If “Ay No No” is the best track on the album then the next song “The Distance” is a close second. These two tracks show that Mariah can still make songs that flatten anything else in the R&B game. Featuring a rap verse from Ty Dollar $ign this is a track that sees Mariah hit back at critics of her relationship and that she can make things work and go the distance.
“Giving Me Life” sees Mariah joined by Blood Orange and Slick Rick. The Blood Orange influence is evidence given just how much darker this song sounds. The beat is gorgeous and Mariah again gives an effortless performance on one of the most low key but high moments on “Caution”. The verse from Slick Rick is perfectly suited to the atmosphere of this song too. A well put together song.
On 7th track “One Mo’ Gen” we begin with a lone piano before the standard and very generic beat comes in. This is possibly the most non descript track on the entire album and almost seems like an interlude. A slow jam which I suppose is there for a different texture but not a song many will be going back to listen to on it’s own merit.
“8th Grade” is another ‘nice’ track. It’s inoffensive and flows well enough. There isn’t much else to it other than it fits in with this album well and Mariah once again showcases how easy she finds riding over these simple low key beats.
“Stay Long Gone” is a bit more club friendly with it’s instrumentation although again sounds like a lost beat from the early 00’s. Again I am at pains to give a similar review to many of the other tracks because there is no way I can say this song is crap because it is more than passable. It just lacks that real oompth that I was looking for and just blends into the abyss of averageness.
The final track “Portrait” is straight up classic Mariah Carey. A piano ballad with her just singing a heartfelt song.
Introspective lyrics which Carey talks about rising up from struggle and taking a look at what she has achieved and what she hopes to do moving forward. Her voice is superb as she proves once again that she is a world class singer.

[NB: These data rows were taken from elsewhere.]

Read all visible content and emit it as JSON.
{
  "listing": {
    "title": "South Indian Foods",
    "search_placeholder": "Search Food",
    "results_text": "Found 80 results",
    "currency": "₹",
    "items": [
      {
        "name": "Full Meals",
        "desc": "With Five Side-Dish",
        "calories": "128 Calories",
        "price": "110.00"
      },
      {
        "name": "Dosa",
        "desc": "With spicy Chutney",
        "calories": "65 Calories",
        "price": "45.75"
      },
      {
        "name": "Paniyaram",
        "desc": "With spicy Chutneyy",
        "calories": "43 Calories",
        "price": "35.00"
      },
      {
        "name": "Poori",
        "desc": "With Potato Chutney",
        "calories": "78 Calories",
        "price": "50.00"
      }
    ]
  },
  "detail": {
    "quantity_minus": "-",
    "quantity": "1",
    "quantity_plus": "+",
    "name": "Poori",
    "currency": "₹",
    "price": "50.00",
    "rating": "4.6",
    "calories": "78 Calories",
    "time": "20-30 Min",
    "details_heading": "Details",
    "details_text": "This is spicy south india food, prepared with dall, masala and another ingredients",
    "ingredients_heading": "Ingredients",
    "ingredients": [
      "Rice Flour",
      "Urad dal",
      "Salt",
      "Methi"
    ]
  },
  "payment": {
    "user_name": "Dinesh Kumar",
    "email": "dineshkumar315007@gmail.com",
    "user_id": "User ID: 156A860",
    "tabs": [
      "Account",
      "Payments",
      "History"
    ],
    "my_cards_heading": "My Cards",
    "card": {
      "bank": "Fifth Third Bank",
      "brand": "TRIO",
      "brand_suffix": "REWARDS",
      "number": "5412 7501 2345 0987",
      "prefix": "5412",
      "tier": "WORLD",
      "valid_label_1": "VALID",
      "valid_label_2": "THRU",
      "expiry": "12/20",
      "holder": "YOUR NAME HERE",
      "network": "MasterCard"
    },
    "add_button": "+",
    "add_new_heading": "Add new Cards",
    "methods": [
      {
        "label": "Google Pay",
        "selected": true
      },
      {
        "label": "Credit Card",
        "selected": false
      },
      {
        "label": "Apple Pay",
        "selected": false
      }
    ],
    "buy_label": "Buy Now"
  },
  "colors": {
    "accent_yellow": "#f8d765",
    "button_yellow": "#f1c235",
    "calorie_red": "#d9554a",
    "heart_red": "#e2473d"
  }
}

An excellent way to end the album.
Is this a great Mariah Carey album? No. Is it meant to be? I am not sure because much of the production and song themes are so similar to what has been done because but I firmly believe this is deliberate as this was an album for the fans.
There are some strong moments on here and I think any fan of R&B music should check out “Ay No No” and “The Distance” and if you are craving for that old school Mariah ballad then “Portrait” is available for you to get into.
Mariah hits the spots she needs to and whilst having so many different producers never helps an album flow this is generally consistent in it’s sound and aesthetic.